Estimated reading time: 1 minute, 40 seconds
I read one of those meme-like things on facebook recently. Something along the lines of, “I want my kids to be independent, self-something people, just not while I am raising them”. (Can’t remember what the something was.
I disagree. I consciously allow space for my child to stretch her independence and exert her will. I see no reason to break her will just to exert my authority. I recognize that lots of what I think I want her to do stems from no real important deep reason except my own whim, so I learned to let go unless it was really important or reasonable to ask her to do something against her will. I don’t always have patience for this: for letting go, persuasion, playing games, distractions, etc. But I try.
And then there’s defiance. I think it’s good not to break a child’s defiance to authority. You see where this is going?
I think there are different approaches to defiance; some healthy, some not.
a. Defiant by default = defiant of any form of authority, regardless (I’m looking at you, S; and all you anarchists out there).
b. Defiant by nature = finds it easy to get into defiant mode. It’s not knee-jerk like “by default”, but it comes easy…
c. Defiant by necessity = defiance doesn’t come naturally but is invoked when necessary
d. Defiant reluctantly = defiance comes with difficulty, even when it’s necessary, it’s invoked reluctantly.

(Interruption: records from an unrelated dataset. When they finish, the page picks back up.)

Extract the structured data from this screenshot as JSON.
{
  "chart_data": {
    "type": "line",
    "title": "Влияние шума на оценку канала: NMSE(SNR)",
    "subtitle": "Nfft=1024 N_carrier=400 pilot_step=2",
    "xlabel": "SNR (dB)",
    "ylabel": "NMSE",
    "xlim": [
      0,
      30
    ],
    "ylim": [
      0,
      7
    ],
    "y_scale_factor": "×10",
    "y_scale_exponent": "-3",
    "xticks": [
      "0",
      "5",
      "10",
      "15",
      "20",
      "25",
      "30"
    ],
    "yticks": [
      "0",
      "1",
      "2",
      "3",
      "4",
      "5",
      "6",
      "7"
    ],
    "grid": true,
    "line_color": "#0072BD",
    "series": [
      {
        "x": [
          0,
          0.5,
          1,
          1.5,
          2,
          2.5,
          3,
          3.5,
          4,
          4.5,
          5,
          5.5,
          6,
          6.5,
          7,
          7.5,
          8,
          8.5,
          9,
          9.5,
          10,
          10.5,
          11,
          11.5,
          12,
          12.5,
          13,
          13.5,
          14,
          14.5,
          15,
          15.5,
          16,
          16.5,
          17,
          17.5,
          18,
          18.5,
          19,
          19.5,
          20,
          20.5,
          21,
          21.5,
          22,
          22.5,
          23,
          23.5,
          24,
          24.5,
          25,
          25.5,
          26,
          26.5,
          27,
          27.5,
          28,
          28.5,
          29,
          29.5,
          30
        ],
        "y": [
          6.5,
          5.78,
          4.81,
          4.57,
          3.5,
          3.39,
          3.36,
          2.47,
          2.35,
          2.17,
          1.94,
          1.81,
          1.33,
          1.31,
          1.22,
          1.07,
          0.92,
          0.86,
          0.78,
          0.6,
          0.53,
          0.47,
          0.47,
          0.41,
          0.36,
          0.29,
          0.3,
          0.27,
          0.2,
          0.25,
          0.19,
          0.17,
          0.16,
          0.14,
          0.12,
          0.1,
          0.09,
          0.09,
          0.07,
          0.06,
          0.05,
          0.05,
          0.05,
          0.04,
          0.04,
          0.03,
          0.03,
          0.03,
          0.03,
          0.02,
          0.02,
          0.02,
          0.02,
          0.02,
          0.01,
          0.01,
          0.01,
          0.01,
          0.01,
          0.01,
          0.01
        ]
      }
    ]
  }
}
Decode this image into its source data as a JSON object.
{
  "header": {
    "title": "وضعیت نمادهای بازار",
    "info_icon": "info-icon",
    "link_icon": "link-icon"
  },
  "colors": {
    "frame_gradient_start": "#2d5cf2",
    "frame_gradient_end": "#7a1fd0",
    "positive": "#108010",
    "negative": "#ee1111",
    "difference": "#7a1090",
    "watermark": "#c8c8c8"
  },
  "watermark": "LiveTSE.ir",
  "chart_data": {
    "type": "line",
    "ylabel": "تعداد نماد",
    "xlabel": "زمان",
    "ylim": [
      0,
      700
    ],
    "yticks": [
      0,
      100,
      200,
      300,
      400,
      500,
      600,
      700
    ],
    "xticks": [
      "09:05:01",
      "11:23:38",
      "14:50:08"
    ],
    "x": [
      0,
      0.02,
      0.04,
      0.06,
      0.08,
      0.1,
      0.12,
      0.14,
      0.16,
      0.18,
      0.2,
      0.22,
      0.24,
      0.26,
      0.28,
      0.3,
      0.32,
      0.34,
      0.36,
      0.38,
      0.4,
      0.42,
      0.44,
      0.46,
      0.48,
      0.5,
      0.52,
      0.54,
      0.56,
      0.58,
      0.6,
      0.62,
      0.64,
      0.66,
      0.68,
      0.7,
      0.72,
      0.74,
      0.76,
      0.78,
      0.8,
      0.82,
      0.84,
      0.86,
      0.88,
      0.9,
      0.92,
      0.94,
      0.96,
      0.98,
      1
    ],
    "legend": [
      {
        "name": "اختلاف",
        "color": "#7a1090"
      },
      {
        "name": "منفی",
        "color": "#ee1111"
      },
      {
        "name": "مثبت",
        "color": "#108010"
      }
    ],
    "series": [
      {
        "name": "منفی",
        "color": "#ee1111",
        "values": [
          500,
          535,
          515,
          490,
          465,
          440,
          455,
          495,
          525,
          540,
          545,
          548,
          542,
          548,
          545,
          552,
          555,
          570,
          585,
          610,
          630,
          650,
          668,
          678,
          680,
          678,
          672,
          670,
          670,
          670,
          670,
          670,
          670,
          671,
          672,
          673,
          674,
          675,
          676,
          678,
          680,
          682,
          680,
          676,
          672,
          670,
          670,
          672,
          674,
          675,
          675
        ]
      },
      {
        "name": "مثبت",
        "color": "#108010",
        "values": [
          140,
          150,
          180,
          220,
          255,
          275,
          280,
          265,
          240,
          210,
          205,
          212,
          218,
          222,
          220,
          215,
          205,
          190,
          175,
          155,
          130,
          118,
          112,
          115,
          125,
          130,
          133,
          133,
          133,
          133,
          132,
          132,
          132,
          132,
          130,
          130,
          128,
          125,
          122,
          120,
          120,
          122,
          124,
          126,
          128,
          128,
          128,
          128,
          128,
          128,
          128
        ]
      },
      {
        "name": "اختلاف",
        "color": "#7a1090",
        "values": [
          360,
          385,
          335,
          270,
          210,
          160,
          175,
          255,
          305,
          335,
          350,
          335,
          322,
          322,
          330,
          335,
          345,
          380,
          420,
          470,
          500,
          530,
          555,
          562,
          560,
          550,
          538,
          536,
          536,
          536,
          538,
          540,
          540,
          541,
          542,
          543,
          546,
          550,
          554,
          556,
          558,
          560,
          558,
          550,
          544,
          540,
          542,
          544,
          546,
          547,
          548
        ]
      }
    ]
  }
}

Now I would put myself somewhere between b&c depending on context but am pretty sure others might think I fall under a because of the frequency of my defiance and others might see me as d because of certain situations I choose not to be defiant even though I could be.
There is probably also a utilitarian option:
e. Defiant when it (likely) produces the best result
I kinda like this more than defiance on principle. But i think i am more principle-based than results-based. I’ll defy on principle and hope for a good outcome, regardless how risky.